Curieusement, je me souviens de peu d'autoportraits de photographes (en dehors de ceux qui en ont fait une spécialité). Peut-être par ce que les photographes sont plus attentif à ce qui les entoure... D'ailleurs j'ai fait la plupart des miens sur le tard:  peut être simplement parce que cela me  permettait de disposer d'un modèle docile, et sans avoir à chercher plus loin.
Les problèmes étaient surtout techniques: l'impossibilité de contrôler l'image dans le viseur (en dirigeant l'appareil sur moi); l'inversion de la droite et de la gauche (quand je me photographiais dans une glace), la présence de l'appareil dans l'image (même cas); le manque d'une troisième main pour déclencher (quand je photographiais mes mains).
Le plus éprouvant était que, faute d'être un Montaigne, le face-à-face avec moi-même pouvait devenir monotone.

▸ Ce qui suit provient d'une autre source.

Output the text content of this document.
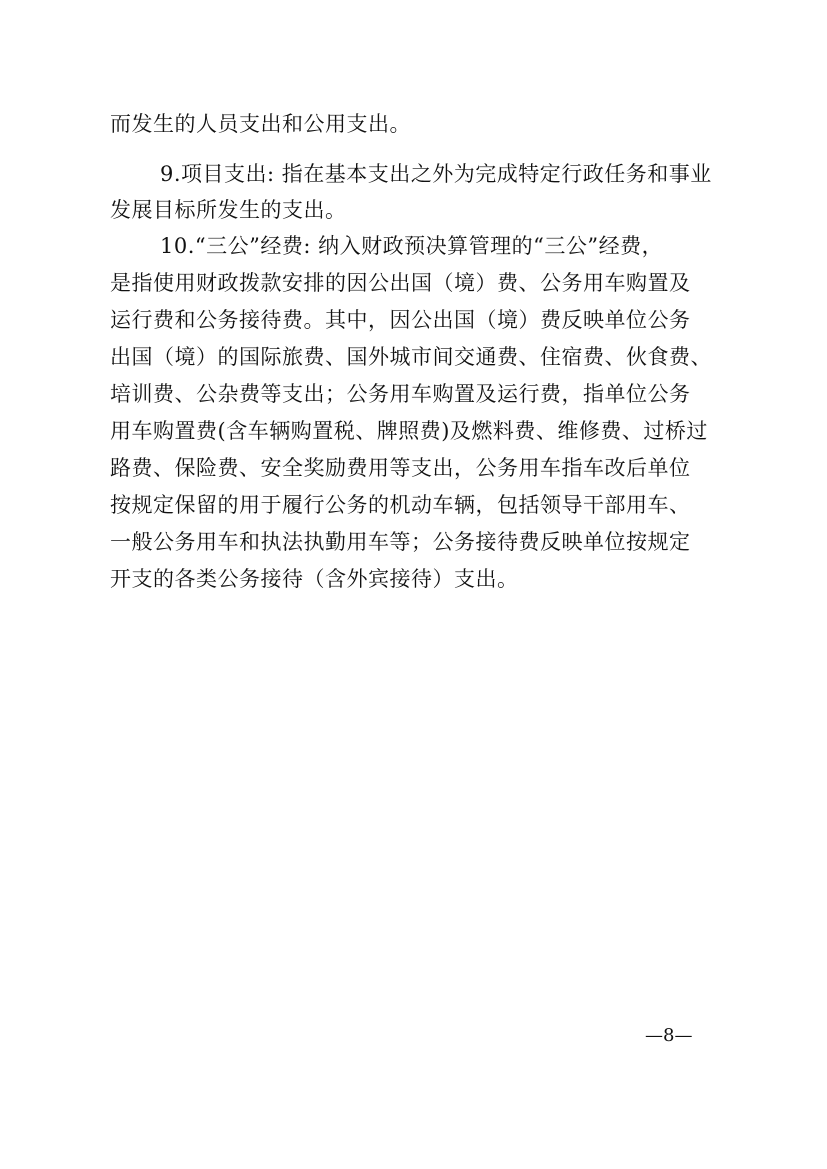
而发生的人员支出和公用支出。
9.项目支出: 指在基本支出之外为完成特定行政任务和事业
发展目标所发生的支出。
10.“三公”经费: 纳入财政预决算管理的“三公”经费，
是指使用财政拨款安排的因公出国（境）费、公务用车购置及
运行费和公务接待费。其中，因公出国（境）费反映单位公务
出国（境）的国际旅费、国外城市间交通费、住宿费、伙食费、
培训费、公杂费等支出；公务用车购置及运行费，指单位公务
用车购置费(含车辆购置税、牌照费)及燃料费、维修费、过桥过
路费、保险费、安全奖励费用等支出，公务用车指车改后单位
按规定保留的用于履行公务的机动车辆，包括领导干部用车、
一般公务用车和执法执勤用车等；公务接待费反映单位按规定
开支的各类公务接待（含外宾接待）支出。
—8—
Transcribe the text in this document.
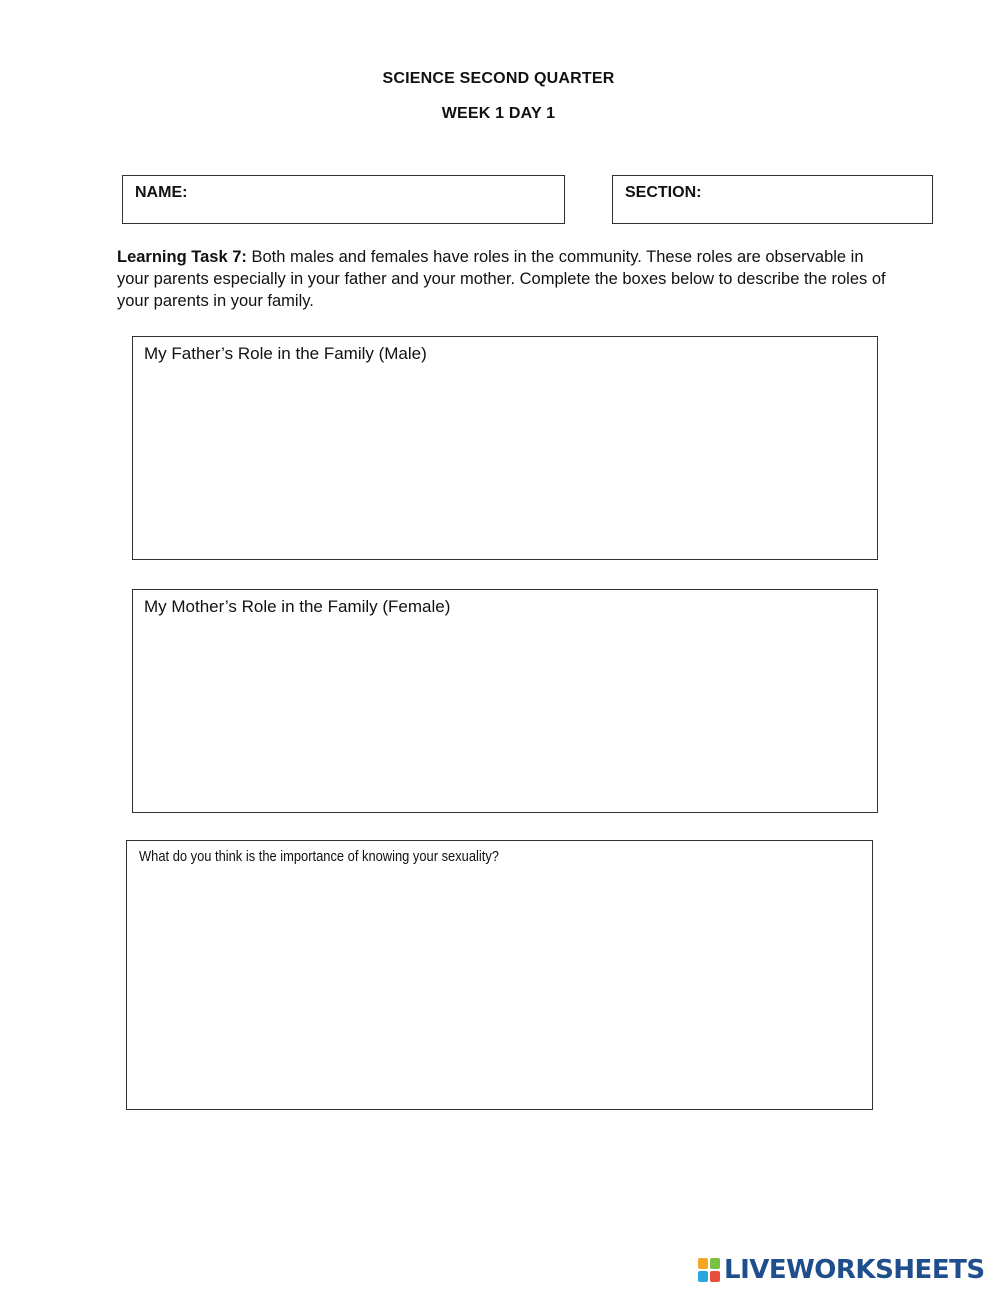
SCIENCE SECOND QUARTER
WEEK 1 DAY 1
NAME:	SECTION:
Learning Task 7: Both males and females have roles in the community. These roles are observable in your parents especially in your father and your mother. Complete the boxes below to describe the roles of your parents in your family.
My Father’s Role in the Family (Male)
My Mother’s Role in the Family (Female)
What do you think is the importance of knowing your sexuality?
LIVEWORKSHEETS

C'est pourquoi cette série comprend moins d'images que les autres.

Frank Horvat, 1945, Lugano, autoportrait.

Frank Horvat, 1999, Pantano Borghèse (Italie), autoportrait avec cheval.

Frank Horvat, 1999, Boulogne-Billancourt, autoportrait chez le pédicure.




Frank Horvat, La maison aux quinze clefs, éditions terre bleue, 2013.